The two separate streams of liquid go
through a number of chambers separated by semi-permeable membranes through
which water molecules travel from the treated sewage toward the salty water.
That process increases the volume, pressure, and speed of the saline water flow, spinning a turbine that generates electricity before the now-diluted mixture is discharged to sea.
Fukuoka
is particularly well-placed to benefit from the technology because it has a
readily available source of extremely salty water -- the brine leftover from
desalination.
The 700-million-yen ($4.4 million)
power generation system came online last August, and once running at full
capacity, it should generate up to 880,000 kilowatts annually, equivalent to
the electricity consumption of 300 households.
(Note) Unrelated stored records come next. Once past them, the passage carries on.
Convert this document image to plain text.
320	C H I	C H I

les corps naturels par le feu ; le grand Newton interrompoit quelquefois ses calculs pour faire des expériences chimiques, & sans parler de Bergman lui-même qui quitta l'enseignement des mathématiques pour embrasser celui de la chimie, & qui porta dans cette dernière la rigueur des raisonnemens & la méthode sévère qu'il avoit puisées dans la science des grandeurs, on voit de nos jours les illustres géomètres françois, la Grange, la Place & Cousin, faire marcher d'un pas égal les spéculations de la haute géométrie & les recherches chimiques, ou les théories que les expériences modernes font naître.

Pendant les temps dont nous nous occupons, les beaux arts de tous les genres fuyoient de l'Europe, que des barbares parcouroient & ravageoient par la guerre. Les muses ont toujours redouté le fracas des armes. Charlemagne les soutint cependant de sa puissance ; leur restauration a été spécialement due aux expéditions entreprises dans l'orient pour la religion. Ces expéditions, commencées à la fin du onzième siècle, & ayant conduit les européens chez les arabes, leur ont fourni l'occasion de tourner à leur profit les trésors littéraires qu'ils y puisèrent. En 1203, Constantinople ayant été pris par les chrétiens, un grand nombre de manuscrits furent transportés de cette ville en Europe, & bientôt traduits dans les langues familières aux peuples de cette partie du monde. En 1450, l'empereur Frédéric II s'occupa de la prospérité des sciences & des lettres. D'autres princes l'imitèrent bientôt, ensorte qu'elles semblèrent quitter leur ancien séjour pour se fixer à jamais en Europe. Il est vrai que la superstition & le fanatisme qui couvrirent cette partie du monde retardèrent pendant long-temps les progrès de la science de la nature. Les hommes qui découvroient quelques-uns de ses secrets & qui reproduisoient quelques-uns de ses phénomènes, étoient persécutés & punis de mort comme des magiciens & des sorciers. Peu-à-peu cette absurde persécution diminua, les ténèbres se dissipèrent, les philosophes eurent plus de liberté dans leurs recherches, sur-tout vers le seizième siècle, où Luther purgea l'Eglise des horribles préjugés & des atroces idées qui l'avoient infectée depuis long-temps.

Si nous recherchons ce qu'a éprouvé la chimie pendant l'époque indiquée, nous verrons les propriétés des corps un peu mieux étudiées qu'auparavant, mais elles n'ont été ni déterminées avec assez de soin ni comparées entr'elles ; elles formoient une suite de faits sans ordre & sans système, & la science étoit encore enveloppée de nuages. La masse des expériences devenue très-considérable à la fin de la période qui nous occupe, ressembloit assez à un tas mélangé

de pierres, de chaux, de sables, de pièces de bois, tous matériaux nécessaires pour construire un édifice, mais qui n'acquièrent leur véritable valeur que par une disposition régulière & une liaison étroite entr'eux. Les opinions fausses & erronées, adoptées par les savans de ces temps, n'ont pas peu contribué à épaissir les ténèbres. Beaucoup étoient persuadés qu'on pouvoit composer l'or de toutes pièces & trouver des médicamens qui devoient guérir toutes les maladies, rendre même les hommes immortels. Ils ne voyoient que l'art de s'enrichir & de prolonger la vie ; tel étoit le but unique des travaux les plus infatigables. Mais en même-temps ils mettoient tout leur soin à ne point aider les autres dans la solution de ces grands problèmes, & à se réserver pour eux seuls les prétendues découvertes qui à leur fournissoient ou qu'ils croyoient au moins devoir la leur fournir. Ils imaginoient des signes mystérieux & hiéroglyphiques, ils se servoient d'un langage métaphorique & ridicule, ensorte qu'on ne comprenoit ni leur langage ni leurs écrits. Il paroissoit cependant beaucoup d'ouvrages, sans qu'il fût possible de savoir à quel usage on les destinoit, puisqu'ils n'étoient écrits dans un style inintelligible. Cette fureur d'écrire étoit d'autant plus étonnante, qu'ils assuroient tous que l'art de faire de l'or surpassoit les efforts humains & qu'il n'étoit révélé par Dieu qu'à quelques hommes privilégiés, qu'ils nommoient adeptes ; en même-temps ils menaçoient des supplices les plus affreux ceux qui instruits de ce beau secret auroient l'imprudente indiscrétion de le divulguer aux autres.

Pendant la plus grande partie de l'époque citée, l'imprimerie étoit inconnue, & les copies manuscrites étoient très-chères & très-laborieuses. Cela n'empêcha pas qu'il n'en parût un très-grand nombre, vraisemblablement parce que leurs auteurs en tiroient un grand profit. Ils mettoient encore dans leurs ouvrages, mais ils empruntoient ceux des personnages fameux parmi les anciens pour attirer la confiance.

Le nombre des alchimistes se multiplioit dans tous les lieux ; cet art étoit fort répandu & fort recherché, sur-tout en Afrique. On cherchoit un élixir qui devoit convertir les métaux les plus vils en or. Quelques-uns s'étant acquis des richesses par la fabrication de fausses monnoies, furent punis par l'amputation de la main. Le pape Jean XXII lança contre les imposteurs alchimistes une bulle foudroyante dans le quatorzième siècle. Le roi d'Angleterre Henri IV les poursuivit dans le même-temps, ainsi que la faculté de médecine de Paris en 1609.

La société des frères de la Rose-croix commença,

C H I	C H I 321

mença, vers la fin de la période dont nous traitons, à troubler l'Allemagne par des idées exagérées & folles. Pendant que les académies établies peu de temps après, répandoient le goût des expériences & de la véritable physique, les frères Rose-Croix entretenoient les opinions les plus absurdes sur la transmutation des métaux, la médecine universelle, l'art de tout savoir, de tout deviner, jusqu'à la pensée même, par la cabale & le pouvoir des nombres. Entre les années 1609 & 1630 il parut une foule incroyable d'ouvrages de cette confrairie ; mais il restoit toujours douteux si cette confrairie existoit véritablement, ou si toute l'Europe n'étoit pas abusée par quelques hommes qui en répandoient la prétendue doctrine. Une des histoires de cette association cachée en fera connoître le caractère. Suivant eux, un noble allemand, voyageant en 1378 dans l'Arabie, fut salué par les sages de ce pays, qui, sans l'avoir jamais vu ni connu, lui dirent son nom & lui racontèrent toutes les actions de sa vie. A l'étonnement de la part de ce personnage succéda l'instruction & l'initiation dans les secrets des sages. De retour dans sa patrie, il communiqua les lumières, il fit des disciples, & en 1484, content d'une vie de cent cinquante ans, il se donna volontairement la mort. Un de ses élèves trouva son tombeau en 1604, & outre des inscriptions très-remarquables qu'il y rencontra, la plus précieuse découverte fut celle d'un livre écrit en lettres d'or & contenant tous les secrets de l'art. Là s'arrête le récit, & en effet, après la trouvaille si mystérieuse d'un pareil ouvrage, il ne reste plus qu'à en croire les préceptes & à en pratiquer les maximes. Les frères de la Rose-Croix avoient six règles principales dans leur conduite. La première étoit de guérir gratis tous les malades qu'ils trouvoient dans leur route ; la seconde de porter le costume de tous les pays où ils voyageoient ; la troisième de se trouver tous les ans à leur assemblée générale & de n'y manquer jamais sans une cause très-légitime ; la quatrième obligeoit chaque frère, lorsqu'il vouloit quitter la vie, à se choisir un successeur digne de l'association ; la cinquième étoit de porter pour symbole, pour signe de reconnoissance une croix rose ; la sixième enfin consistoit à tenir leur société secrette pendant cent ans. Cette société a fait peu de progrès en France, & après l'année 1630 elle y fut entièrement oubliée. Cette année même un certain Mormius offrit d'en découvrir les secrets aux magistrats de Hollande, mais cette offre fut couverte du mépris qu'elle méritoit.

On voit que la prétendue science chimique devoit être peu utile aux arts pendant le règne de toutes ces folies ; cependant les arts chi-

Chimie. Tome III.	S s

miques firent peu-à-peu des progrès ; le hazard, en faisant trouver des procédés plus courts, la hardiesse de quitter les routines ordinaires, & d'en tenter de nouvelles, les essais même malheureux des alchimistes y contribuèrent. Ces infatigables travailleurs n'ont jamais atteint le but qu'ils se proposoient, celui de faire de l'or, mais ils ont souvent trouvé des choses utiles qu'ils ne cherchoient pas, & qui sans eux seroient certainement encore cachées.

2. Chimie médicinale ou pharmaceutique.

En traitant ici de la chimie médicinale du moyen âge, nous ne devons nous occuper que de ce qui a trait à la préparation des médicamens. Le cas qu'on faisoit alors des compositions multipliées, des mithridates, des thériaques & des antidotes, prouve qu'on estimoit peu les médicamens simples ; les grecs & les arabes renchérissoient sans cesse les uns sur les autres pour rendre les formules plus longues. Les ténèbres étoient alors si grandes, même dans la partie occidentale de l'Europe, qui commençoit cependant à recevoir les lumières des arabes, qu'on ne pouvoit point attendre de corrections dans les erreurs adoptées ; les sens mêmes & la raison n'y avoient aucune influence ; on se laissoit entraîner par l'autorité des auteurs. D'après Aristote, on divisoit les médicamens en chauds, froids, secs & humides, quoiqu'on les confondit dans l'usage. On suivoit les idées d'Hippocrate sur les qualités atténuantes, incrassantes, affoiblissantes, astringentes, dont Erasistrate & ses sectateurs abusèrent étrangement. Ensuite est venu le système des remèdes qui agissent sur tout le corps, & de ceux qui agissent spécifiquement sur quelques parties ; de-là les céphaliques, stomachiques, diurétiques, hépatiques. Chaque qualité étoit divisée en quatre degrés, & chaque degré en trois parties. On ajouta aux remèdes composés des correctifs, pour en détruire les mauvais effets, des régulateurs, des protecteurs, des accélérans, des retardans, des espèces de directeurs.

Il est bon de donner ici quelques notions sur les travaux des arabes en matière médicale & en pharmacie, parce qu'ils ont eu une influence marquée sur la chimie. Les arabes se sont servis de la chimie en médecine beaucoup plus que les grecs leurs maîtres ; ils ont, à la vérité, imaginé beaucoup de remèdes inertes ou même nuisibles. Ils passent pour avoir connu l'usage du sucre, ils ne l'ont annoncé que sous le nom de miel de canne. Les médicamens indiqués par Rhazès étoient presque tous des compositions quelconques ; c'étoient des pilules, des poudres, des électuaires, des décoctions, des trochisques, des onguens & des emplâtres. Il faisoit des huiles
However it will remain devoted to
supplying the power-thirsty facility, although it covers just a tiny fraction
of its energy needs.
Not "a pipe dream"
The engineers
involved, however, are dreaming big.
The system
will go through a five-year test to monitor its performance, including costs
and maintenance, particularly for the membrane and other parts exposed to salt.
Financial
details of the project have not been disclosed, but engineers admitted that for
now the system's power costs "a lot more" than either fossil fuel or
renewable energy.
Pumping the
water into the system also uses energy itself, and scaling up osmotic power for
grid-level energy production has not yet been done anywhere in the world.
Still,
officials and experts believe the power source has a future, noting that unlike
solar and wind, it is not dependent on weather or light.
And the
current high costs are partly because the company had to build a one-of-a-kind
power plant, Ueyama said.
Osmotic power
has often been seen as primarily useful for estuary areas, where freshwater
river flows meet the salty ocean.
But Ueyama
said the technique being used in Japan could be useful for countries with large
desalination facilities like Saudi Arabia and other Middle Eastern nations.
Kyowakiden is
also working on technology that could generate similar power levels from less
salty regular seawater.
"First we
want to popularize this technology from Fukuoka to the rest of Japan. In order
for us to do that, we want to further upgrade our technology to create osmotic
power generation that can use ordinary ocean water to generate
electricity," he said.
"We don't think this is a pipe dream."